The airline advised passengers to check the status of their flights before traveling to the airport by visiting its website or contacting its call center.

Customers booked on affected flights will be notified directly, the airline said, adding that further updates would be provided as the situation develops.

Air India announced a broader suspension, stating that “in view of the developing situation in parts of the Middle East, all Air India flights to all destinations in the Middle East have been suspended.”

The airline said it remains committed to maintaining the highest standards of safety for passengers and crew and will continue to assess the safety and security environment for flight operations, adjusting services proactively as required.

Air India said its teams would extend necessary support to passengers and advised customers to check flight status online or contact its 24/7 call center for assistance.  

All flight operations at Dubai International and Dubai World Central – Al Maktoum International are suspended until further notice, according to a post by Dubai Media Office on X.

Dubai-based Emirates reported that regional airspace closures had caused disruption to several of its flights and that the airline had temporarily suspended its operations from its hub Dubai.

The airline said it is actively monitoring the situation, engaging with relevant authorities and adjusting operations in line with the latest developments. 

The carrier apologized to affected customers and said it is assisting them with rebooking, refunds or alternative travel arrangements, reiterating that the safety and security of passengers and crew remain its highest priority.  

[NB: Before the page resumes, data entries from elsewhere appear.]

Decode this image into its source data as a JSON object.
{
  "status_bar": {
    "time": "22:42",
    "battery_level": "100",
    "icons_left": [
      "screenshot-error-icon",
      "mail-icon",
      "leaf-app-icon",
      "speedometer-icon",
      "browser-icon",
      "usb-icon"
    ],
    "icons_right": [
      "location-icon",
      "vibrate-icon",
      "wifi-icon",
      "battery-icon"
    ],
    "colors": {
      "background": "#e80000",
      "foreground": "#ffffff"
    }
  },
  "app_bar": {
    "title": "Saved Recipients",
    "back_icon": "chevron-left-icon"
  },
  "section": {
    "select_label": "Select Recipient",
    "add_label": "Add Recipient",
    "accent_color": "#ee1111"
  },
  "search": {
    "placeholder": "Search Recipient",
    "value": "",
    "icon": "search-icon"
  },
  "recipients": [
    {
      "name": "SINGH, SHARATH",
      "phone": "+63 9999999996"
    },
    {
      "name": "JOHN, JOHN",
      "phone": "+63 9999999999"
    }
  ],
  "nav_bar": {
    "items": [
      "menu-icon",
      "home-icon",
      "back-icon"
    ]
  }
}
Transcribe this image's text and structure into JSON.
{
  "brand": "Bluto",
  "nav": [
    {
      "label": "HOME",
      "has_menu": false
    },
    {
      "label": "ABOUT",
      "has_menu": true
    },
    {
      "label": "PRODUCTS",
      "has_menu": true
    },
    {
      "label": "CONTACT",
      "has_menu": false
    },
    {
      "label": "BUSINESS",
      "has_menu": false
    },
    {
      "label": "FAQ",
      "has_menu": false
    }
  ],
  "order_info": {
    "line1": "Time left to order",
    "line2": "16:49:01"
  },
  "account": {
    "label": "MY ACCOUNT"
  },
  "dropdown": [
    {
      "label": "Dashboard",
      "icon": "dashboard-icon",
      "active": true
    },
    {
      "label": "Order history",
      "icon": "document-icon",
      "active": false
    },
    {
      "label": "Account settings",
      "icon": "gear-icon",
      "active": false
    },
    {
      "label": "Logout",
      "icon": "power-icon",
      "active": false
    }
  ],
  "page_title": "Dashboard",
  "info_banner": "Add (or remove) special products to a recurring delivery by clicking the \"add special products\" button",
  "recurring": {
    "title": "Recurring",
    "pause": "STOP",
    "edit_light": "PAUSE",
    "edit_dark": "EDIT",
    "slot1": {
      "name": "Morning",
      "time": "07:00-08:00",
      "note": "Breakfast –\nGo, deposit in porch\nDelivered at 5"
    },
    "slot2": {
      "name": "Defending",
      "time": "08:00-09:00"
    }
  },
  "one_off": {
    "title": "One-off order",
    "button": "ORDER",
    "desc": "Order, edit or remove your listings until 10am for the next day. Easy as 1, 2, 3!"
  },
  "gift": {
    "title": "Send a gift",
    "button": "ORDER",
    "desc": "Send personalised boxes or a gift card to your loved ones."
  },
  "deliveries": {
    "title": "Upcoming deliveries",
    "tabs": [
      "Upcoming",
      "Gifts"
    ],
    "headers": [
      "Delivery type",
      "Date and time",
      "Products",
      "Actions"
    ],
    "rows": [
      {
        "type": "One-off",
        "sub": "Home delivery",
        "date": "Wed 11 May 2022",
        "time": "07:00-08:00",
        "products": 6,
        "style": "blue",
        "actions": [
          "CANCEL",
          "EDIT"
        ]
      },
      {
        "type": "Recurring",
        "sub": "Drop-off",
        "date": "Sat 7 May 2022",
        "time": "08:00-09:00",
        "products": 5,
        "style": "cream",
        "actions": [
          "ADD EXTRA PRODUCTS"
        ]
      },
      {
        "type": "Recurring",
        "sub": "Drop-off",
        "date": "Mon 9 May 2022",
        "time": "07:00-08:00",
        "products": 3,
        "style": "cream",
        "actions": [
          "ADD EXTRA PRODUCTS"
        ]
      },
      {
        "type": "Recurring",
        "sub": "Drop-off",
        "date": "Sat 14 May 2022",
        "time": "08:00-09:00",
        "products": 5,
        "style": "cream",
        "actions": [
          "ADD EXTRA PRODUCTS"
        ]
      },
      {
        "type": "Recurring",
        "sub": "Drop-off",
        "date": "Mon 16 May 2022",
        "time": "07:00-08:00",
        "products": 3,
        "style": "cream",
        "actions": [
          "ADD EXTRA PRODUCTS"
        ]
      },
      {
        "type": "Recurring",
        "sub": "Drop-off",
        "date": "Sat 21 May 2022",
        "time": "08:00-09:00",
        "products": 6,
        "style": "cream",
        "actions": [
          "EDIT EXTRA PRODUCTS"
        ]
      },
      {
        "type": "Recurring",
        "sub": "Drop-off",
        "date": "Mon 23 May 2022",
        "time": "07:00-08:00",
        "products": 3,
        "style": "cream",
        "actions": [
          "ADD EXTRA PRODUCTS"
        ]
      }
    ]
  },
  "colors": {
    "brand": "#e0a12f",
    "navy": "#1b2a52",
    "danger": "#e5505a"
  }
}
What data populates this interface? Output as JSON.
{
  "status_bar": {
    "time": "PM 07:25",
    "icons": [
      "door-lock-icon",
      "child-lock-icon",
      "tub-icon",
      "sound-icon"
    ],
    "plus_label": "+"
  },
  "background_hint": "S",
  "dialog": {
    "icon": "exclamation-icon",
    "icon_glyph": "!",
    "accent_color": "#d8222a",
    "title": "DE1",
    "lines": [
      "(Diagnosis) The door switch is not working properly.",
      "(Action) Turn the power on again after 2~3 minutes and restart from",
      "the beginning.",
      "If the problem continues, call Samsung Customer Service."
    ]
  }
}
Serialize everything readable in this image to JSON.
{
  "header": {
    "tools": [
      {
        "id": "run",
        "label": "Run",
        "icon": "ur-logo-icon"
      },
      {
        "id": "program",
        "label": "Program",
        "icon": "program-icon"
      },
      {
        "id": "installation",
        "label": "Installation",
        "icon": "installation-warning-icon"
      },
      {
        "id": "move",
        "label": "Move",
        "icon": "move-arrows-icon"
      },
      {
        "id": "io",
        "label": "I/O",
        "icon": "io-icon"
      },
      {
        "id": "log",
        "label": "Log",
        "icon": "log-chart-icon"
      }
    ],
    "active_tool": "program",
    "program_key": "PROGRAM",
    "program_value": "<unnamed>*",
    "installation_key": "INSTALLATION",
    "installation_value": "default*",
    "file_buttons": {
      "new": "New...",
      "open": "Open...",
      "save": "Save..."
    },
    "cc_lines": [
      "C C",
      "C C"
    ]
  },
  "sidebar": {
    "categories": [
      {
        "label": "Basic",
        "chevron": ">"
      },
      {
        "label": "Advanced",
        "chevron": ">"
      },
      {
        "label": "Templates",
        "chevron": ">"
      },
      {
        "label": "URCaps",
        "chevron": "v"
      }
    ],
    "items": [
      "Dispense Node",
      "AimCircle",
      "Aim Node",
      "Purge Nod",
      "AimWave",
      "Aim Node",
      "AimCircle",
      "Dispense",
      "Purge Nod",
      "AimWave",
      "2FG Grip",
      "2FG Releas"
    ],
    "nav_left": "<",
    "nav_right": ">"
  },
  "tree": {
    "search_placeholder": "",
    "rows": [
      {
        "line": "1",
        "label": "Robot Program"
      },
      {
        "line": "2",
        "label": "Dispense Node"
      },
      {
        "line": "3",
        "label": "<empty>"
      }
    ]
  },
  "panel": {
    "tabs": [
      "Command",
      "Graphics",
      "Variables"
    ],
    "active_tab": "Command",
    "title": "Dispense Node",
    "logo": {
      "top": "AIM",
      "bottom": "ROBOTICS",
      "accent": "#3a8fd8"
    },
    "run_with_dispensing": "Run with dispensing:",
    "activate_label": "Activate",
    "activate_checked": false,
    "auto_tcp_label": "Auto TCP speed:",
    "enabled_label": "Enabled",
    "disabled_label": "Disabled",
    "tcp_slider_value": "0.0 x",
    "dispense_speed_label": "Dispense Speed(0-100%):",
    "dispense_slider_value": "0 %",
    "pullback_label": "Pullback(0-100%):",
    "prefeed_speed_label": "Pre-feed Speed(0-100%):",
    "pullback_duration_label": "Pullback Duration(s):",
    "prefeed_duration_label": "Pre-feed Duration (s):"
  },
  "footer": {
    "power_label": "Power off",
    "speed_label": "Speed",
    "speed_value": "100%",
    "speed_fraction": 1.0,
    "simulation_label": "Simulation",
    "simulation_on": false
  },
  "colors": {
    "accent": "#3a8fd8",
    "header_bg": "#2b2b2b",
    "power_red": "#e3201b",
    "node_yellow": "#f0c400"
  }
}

Qatar Airways confirmed a temporary suspension of flights to and from Doha due to the closure of Qatari airspace.

The airline said it is working closely with government stakeholders and relevant authorities to support impacted passengers and will resume operations once the airspace reopens.

It warned that delays are anticipated when usual operations resume and said additional ground staff have been deployed at Hamad International Airport and other key airports to assist passengers.  

Meanwhile, Al Jazeera reported that British Airways had canceled flights to Tel Aviv and Bahrain, adding to the list of carriers adjusting operations.

Across their statements, airlines consistently cited airspace closures and safety considerations as the primary reasons for suspensions and disruptions, while urging passengers to monitor official channels for updates as the situation continues to evolve.